Again, the effect of migration and urbanisation may be reckoned. There is the tendency that rural-urban migrants settle in urban communities with their old ways of treating their afflictions. The formation of new acquaintances in urban localities by newly migrated rural dwellers transmits knowledge and popularity of traditional medicine within their new circles. Personal health philosophies of people in both rural and urban prefectures invariably have a big role to play in the decision to access and use of traditional medical modalities.

We must not lose sight from the fact that the proliferation of mass media outlets including frequency modulation channels, television and especially information centres—quasi radios commonly in rural communities—have also expanded the choices of both rural and urban dwellers with regard to health services. Aside from availability of ingredients for traditional medicine in urban areas, traditional medicine has now been modernised and/or formalised into the conventional health system [14,15]. This has raised trust in traditional medical practices and may significantly explain the convergence of traditional medicine use and perhaps the general health behaviours between rural and urban dwellers. Taking these into consideration, it is no coincidence that this important study by Gyasi and colleagues [9] highlight on these crucial issues.
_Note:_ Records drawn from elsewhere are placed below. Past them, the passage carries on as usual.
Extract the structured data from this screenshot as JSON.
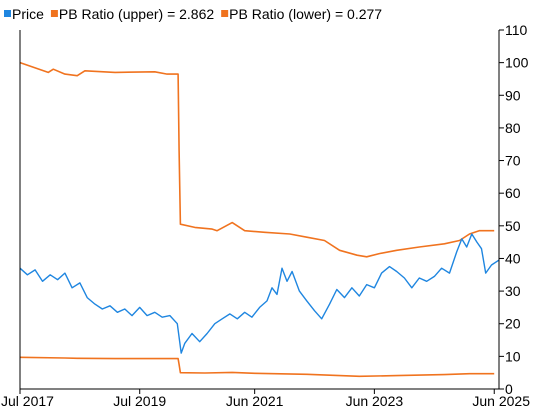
{
  "chart_data": {
    "type": "line",
    "title": "",
    "xlabel": "",
    "ylabel": "",
    "ylim": [
      0,
      110
    ],
    "xlim": [
      "2017-07-01",
      "2025-06-30"
    ],
    "y_axis_side": "right",
    "grid": false,
    "legend_position": "top-left",
    "x_tick_labels": [
      {
        "date": "2017-07-01",
        "label": "Jul 2017"
      },
      {
        "date": "2019-07-01",
        "label": "Jul 2019"
      },
      {
        "date": "2021-06-01",
        "label": "Jun 2021"
      },
      {
        "date": "2023-06-01",
        "label": "Jun 2023"
      },
      {
        "date": "2025-06-01",
        "label": "Jun 2025"
      }
    ],
    "y_ticks": [
      0,
      10,
      20,
      30,
      40,
      50,
      60,
      70,
      80,
      90,
      100,
      110
    ],
    "series": [
      {
        "name": "Price",
        "legend_label": "Price",
        "color": "#1f86e0",
        "points": [
          [
            "2017-07-01",
            37
          ],
          [
            "2017-08-15",
            35
          ],
          [
            "2017-10-01",
            36.5
          ],
          [
            "2017-11-15",
            33
          ],
          [
            "2018-01-01",
            35
          ],
          [
            "2018-02-15",
            33.5
          ],
          [
            "2018-04-01",
            35.5
          ],
          [
            "2018-05-15",
            31
          ],
          [
            "2018-07-01",
            32.5
          ],
          [
            "2018-08-15",
            28
          ],
          [
            "2018-10-01",
            26
          ],
          [
            "2018-11-15",
            24.5
          ],
          [
            "2019-01-01",
            25.5
          ],
          [
            "2019-02-15",
            23.5
          ],
          [
            "2019-04-01",
            24.5
          ],
          [
            "2019-05-15",
            22.5
          ],
          [
            "2019-07-01",
            25
          ],
          [
            "2019-08-15",
            22.5
          ],
          [
            "2019-10-01",
            23.5
          ],
          [
            "2019-11-15",
            22
          ],
          [
            "2020-01-01",
            22.5
          ],
          [
            "2020-02-15",
            20
          ],
          [
            "2020-03-10",
            11
          ],
          [
            "2020-04-01",
            14
          ],
          [
            "2020-05-15",
            17
          ],
          [
            "2020-07-01",
            14.5
          ],
          [
            "2020-08-15",
            17
          ],
          [
            "2020-10-01",
            20
          ],
          [
            "2020-11-15",
            21.5
          ],
          [
            "2021-01-01",
            23
          ],
          [
            "2021-02-15",
            21.5
          ],
          [
            "2021-04-01",
            23.5
          ],
          [
            "2021-05-15",
            22
          ],
          [
            "2021-07-01",
            25
          ],
          [
            "2021-08-15",
            27
          ],
          [
            "2021-09-15",
            31
          ],
          [
            "2021-10-15",
            29
          ],
          [
            "2021-11-15",
            37
          ],
          [
            "2021-12-15",
            33
          ],
          [
            "2022-01-15",
            36
          ],
          [
            "2022-03-01",
            30
          ],
          [
            "2022-04-15",
            27
          ],
          [
            "2022-06-01",
            24
          ],
          [
            "2022-07-15",
            21.5
          ],
          [
            "2022-09-01",
            26
          ],
          [
            "2022-10-15",
            30.5
          ],
          [
            "2022-12-01",
            28
          ],
          [
            "2023-01-15",
            31
          ],
          [
            "2023-03-01",
            28.5
          ],
          [
            "2023-04-15",
            32
          ],
          [
            "2023-06-01",
            31
          ],
          [
            "2023-07-15",
            35.5
          ],
          [
            "2023-09-01",
            37.5
          ],
          [
            "2023-10-15",
            36
          ],
          [
            "2023-12-01",
            34
          ],
          [
            "2024-01-15",
            31
          ],
          [
            "2024-03-01",
            34
          ],
          [
            "2024-04-15",
            33
          ],
          [
            "2024-06-01",
            34.5
          ],
          [
            "2024-07-15",
            37
          ],
          [
            "2024-09-01",
            35.5
          ],
          [
            "2024-10-15",
            42
          ],
          [
            "2024-11-15",
            46
          ],
          [
            "2024-12-15",
            43.5
          ],
          [
            "2025-01-15",
            47.5
          ],
          [
            "2025-02-15",
            45
          ],
          [
            "2025-03-15",
            43
          ],
          [
            "2025-04-10",
            35.5
          ],
          [
            "2025-05-15",
            38
          ],
          [
            "2025-06-30",
            39.5
          ]
        ]
      },
      {
        "name": "PB Ratio (upper)",
        "legend_label": "PB Ratio (upper) = 2.862",
        "color": "#f0731f",
        "points": [
          [
            "2017-07-01",
            100
          ],
          [
            "2017-12-20",
            97
          ],
          [
            "2018-01-20",
            98
          ],
          [
            "2018-04-01",
            96.5
          ],
          [
            "2018-06-15",
            96
          ],
          [
            "2018-08-01",
            97.5
          ],
          [
            "2019-02-01",
            97
          ],
          [
            "2019-10-01",
            97.2
          ],
          [
            "2019-12-15",
            96.5
          ],
          [
            "2020-02-20",
            96.5
          ],
          [
            "2020-02-26",
            73
          ],
          [
            "2020-03-05",
            50.5
          ],
          [
            "2020-06-01",
            49.5
          ],
          [
            "2020-09-15",
            49
          ],
          [
            "2020-10-15",
            48.5
          ],
          [
            "2021-01-15",
            51
          ],
          [
            "2021-04-01",
            48.5
          ],
          [
            "2021-08-01",
            48
          ],
          [
            "2022-01-01",
            47.5
          ],
          [
            "2022-04-15",
            46.5
          ],
          [
            "2022-08-01",
            45.5
          ],
          [
            "2022-11-01",
            42.5
          ],
          [
            "2023-02-15",
            41
          ],
          [
            "2023-04-15",
            40.5
          ],
          [
            "2023-07-01",
            41.5
          ],
          [
            "2023-10-15",
            42.5
          ],
          [
            "2024-03-01",
            43.5
          ],
          [
            "2024-08-01",
            44.5
          ],
          [
            "2024-11-01",
            45.5
          ],
          [
            "2025-01-01",
            47.5
          ],
          [
            "2025-03-01",
            48.5
          ],
          [
            "2025-06-01",
            48.5
          ]
        ]
      },
      {
        "name": "PB Ratio (lower)",
        "legend_label": "PB Ratio (lower) = 0.277",
        "color": "#f0731f",
        "points": [
          [
            "2017-07-01",
            9.7
          ],
          [
            "2018-04-01",
            9.5
          ],
          [
            "2018-06-15",
            9.4
          ],
          [
            "2019-02-01",
            9.3
          ],
          [
            "2020-02-20",
            9.3
          ],
          [
            "2020-02-26",
            7.5
          ],
          [
            "2020-03-05",
            5.0
          ],
          [
            "2020-08-01",
            4.9
          ],
          [
            "2021-01-15",
            5.1
          ],
          [
            "2021-06-01",
            4.8
          ],
          [
            "2022-04-15",
            4.5
          ],
          [
            "2022-11-01",
            4.1
          ],
          [
            "2023-03-01",
            3.9
          ],
          [
            "2023-10-15",
            4.1
          ],
          [
            "2024-08-01",
            4.4
          ],
          [
            "2025-01-01",
            4.7
          ],
          [
            "2025-06-01",
            4.7
          ]
        ]
      }
    ]
  }
}
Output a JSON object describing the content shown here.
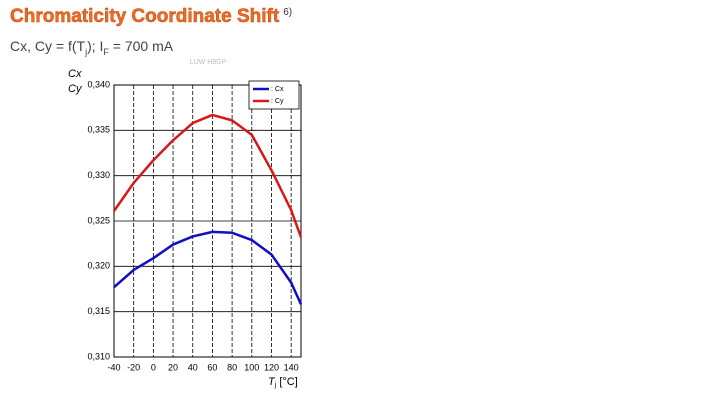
{
  "chart_data": {
    "type": "line",
    "title": "Chromaticity Coordinate Shift",
    "title_note": "6)",
    "subtitle": [
      "Cx, Cy = f(T",
      "j",
      "); I",
      "F",
      " = 700 mA"
    ],
    "watermark": "LUW H9GP",
    "y_label": [
      "Cx",
      "Cy"
    ],
    "x_label": [
      "T",
      "j",
      " [°C]"
    ],
    "x": [
      -40,
      -20,
      0,
      20,
      40,
      60,
      80,
      100,
      120,
      140,
      150
    ],
    "series": [
      {
        "name": ": Cx",
        "color": "#1010c0",
        "values": [
          0.3177,
          0.3196,
          0.3209,
          0.3224,
          0.3233,
          0.3238,
          0.3237,
          0.3229,
          0.3213,
          0.3182,
          0.3158
        ]
      },
      {
        "name": ": Cy",
        "color": "#d81818",
        "values": [
          0.3261,
          0.3292,
          0.3317,
          0.3339,
          0.3358,
          0.3367,
          0.3361,
          0.3345,
          0.3306,
          0.3262,
          0.3232
        ]
      }
    ],
    "xlim": [
      -40,
      150
    ],
    "xticks": [
      -40,
      -20,
      0,
      20,
      40,
      60,
      80,
      100,
      120,
      140
    ],
    "ylim": [
      0.31,
      0.34
    ],
    "yticks": [
      {
        "value": 0.31,
        "label": "0,310"
      },
      {
        "value": 0.315,
        "label": "0,315"
      },
      {
        "value": 0.32,
        "label": "0,320"
      },
      {
        "value": 0.325,
        "label": "0,325"
      },
      {
        "value": 0.33,
        "label": "0,330"
      },
      {
        "value": 0.335,
        "label": "0,335"
      },
      {
        "value": 0.34,
        "label": "0,340"
      }
    ],
    "grid": true,
    "legend": "top-right"
  }
}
It must be recapitulated that spatial dimensions in traditional medical therapies use are receding due to the convergence of health behaviours in rural and urban settings. Given these findings regarding the widespread and still, growing rate of use of traditional medical services, it is important to critically reassess the planning standards for health services in Ghana. A rapid improvement and modernisation of traditional medicine through registration and training of practitioners, clinical examination of herbal drugs and monitoring of dispensing and administration of the therapies are critical. For, these are the antecedents for integrative medicine and intercultural health care in Ghana. Traditional medical therapies of all forms should not be consigned to the peripheries of the western health policy. We again argue that the national health insurance package introduced to provide affordable health care, especially for the indigent and the ultra-poor and/or vulnerable population sector be extended to cover the diagnosis, medical treatment and medication expenditure of traditional health care in Ghana.